Okay, I will admit here and now that one of my favorite movies is The Lion in Winter. My all-time favorite actress, Katherine Hepburn, in the role of one of my most favorite women in history, Eleanor of Aquitaine…what’s not to love? Yes, I know the movie is Hollywood fiction, but I love it anyway,
Much of history would have us believe Eleanor was a larger-than-life medieval feminist who wielded unparalleled political and social power and went toe to toe with some of the most powerful and influential men of church and state. And, I must admit, I was drawn to the myths and legends of Eleanor, patroness of the arts who presided over famous tournaments and, who along with her daughter Marie de Champaign, established the rules of courtly love. Eleanor the Amazon leading fellow Amazonians on horseback during the second Crusade. Tales of torrid love affairs, and inciting a rebellion against her husband, who just happened to be king
But what I love more is the true story.
Yes, Eleanor was born into privilege and wealth. She had a father who supported her education and encouraged her independent nature. She inherited the largest land holdings in France and became the wealthiest teenage girl Europe. She became the queen of France and England and. mother and grandmother to some of the most famous people in European history. Unfortunately, she was a SHE, and this meant for much of her life men would try to take her land, tell her what to do, how to behave and what to say. The more they tried, and boy did they try, the more resilient she became; she had no choice. By the time of her death at the age of eighty-two, which for the 13th century was remarkable, she had secured her legacy as one of the most politically and socially powerful women of her time.

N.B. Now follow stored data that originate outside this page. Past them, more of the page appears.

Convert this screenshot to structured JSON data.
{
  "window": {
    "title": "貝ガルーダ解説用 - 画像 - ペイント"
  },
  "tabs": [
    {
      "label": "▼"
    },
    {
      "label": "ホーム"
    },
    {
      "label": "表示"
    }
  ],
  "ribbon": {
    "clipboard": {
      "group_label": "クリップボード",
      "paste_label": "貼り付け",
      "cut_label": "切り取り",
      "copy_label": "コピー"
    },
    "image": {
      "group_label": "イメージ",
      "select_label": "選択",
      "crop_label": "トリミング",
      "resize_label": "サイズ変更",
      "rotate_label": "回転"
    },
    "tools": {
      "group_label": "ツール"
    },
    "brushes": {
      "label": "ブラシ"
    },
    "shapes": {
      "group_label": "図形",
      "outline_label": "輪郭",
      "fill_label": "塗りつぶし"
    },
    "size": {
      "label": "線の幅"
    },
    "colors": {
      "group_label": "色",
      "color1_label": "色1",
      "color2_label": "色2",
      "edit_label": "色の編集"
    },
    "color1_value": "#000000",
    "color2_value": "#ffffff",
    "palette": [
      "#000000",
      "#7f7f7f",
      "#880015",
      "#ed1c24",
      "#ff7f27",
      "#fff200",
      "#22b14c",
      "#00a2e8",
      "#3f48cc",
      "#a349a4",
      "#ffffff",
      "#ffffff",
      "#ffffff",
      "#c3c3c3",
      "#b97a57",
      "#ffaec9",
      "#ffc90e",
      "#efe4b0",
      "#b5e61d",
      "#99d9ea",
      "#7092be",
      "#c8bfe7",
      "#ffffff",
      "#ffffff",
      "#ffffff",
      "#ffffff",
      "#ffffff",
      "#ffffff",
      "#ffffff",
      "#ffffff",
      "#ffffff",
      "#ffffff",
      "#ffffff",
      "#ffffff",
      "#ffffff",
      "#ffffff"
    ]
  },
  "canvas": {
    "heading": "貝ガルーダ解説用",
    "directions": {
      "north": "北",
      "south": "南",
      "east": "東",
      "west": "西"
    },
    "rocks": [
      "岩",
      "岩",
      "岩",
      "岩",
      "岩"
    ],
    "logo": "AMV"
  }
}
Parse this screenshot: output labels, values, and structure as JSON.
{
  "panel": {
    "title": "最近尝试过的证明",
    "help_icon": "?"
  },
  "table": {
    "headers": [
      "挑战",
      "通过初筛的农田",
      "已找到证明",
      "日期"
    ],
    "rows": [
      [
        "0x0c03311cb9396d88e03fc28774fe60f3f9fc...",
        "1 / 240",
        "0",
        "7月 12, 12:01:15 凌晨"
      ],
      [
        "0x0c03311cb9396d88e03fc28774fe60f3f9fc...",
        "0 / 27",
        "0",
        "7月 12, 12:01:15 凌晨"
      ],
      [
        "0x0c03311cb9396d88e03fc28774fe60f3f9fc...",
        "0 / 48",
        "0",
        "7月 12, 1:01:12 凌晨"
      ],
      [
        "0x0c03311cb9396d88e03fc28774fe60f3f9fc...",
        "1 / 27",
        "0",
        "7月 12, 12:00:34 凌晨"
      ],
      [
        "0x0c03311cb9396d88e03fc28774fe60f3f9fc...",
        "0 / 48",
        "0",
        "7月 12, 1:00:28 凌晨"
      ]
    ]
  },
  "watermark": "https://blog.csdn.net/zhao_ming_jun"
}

For me she is one of the most intriguing women in Medieval history. The more I learned about her, the more fascinated I became with her story. And, somewhere along this journey, Eleanor and I became very good friends. I came to know her as a powerful symbol of self-determination and resilience. She was not a perfect woman, none of us are. Where’s the fun in that? She was a smart, savvy, strong woman bound by rules not of her own making, so, she broke the rules or re-wrote them when she needed to.
Eleanor is the Bright Lighter I turn to when I need to be a little grittier, a little tougher or a little more resilient in overcoming whatever life throws my way.